After getting the test results, researchers compared them to the students' questionnaire results and found that dreams about the exam on the night before the test were linked with better performance on the test. Multiple dreams about the exam leading up to the day also predicted proportionally higher scores. According to the researchers, the study suggests that “negative anticipation of a stressful event in dreams is common, and that this episodic simulation provides a cognitive gain."

In a blog for Psychology Today, Dr. Dennis Rosen, M.D. discussed the study and noted that there’s a “certain logic” to dreaming about failure.

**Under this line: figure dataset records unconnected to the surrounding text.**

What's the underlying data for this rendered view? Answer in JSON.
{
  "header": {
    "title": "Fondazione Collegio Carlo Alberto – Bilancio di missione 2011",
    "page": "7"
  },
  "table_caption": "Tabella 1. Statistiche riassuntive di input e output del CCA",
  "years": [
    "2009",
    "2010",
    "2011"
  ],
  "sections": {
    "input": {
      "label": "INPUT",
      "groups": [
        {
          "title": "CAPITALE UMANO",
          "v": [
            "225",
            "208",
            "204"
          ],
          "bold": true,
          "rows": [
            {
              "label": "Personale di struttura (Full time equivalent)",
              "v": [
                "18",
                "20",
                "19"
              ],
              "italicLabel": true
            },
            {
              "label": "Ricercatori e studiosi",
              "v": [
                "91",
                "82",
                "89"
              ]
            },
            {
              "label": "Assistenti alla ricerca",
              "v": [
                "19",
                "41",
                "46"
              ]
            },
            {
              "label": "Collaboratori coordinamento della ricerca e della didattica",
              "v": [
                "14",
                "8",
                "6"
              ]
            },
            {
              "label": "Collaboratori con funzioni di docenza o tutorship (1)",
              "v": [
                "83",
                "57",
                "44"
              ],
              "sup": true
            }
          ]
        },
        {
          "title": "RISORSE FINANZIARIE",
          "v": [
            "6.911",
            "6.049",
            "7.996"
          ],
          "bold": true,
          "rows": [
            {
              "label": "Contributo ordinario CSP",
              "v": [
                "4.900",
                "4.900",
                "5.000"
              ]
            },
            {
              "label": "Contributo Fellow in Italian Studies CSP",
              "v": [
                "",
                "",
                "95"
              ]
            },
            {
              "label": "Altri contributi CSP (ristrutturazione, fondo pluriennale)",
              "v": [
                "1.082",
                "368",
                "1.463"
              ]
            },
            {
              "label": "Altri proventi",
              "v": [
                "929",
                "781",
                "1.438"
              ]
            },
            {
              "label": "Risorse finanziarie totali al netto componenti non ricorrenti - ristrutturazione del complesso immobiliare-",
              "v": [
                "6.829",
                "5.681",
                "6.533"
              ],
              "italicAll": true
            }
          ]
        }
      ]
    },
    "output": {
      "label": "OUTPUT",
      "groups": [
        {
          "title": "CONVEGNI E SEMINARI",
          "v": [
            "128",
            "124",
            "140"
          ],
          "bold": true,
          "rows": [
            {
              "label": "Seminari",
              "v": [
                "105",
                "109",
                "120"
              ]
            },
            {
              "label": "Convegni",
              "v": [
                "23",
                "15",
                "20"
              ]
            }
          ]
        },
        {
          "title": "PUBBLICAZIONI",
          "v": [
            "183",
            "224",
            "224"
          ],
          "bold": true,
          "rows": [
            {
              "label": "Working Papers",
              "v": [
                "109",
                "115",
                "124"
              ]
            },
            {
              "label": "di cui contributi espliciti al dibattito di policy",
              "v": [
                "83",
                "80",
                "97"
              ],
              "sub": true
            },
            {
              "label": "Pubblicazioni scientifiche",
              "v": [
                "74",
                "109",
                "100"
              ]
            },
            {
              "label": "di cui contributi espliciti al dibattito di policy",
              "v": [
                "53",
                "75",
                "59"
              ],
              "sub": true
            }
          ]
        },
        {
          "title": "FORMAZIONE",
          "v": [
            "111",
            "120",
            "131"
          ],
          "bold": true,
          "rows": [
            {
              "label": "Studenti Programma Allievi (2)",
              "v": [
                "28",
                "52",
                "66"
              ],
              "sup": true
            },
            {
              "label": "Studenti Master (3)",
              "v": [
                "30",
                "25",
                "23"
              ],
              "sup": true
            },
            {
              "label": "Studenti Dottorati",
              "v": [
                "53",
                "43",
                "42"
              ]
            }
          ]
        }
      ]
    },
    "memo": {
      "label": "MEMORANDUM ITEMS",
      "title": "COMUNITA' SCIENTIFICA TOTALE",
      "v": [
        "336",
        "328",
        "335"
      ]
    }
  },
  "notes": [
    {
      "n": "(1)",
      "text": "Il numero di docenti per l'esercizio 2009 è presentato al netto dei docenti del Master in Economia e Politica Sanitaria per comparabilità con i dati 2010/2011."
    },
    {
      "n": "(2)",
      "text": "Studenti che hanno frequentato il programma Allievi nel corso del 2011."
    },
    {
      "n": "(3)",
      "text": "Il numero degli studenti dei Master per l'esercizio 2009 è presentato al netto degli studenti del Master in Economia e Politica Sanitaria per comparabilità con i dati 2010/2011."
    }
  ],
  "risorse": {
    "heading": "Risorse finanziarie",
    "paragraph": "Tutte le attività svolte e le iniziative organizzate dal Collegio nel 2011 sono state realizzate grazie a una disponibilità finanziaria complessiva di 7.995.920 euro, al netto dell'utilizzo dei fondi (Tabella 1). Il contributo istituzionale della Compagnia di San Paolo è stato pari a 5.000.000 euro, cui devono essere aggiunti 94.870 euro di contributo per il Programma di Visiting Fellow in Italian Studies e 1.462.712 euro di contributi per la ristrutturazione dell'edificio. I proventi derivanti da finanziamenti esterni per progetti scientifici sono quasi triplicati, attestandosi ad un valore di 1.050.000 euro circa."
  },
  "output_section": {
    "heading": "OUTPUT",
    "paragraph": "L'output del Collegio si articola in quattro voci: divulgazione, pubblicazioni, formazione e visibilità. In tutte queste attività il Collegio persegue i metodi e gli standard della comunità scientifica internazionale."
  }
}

“… the more preoccupied (and nervous!) you are about not succeeding at something, the harder you will work at it in order to prevent the bad outcome you fear,” he writes. "Conversely, if you aren’t worried enough, that’s likely to be reflected both in your preparations and in your dreams, which will be focused upon the things that you are.”

This isn’t the first intriguing dream study published by Arnulf. In 2009, she found that people who are sleepwalkers or who have sleep terrors may actually be acting out parts of a bad dream. The finding was a surprise because at the time, it was widely believed that dreams didn’t occur during sleep waking or sleep terrors. Arnulf chalked it up to the fact that most of the research before her report studied children who suffered from the two sleep conditions, not adults.

Arnulf also found in 2011 that dreams could also contain experiences that a person has never experienced in real life. Study participants who had never walked (people with born with some kind of paraplegia) had dreams that included feelings of walking, running, dancing, biking and playing sports. Of course, anyone who has had a flying dream could have told her that. But Arnulf suggested that mirror neurons, which are neurons that are activated when you observe someone else doing an action, could be reactivated during sleep.

The finding intersects with another of her studies that year, which found evidence that human beings re-enact the things they learned earlier that day in their dreams.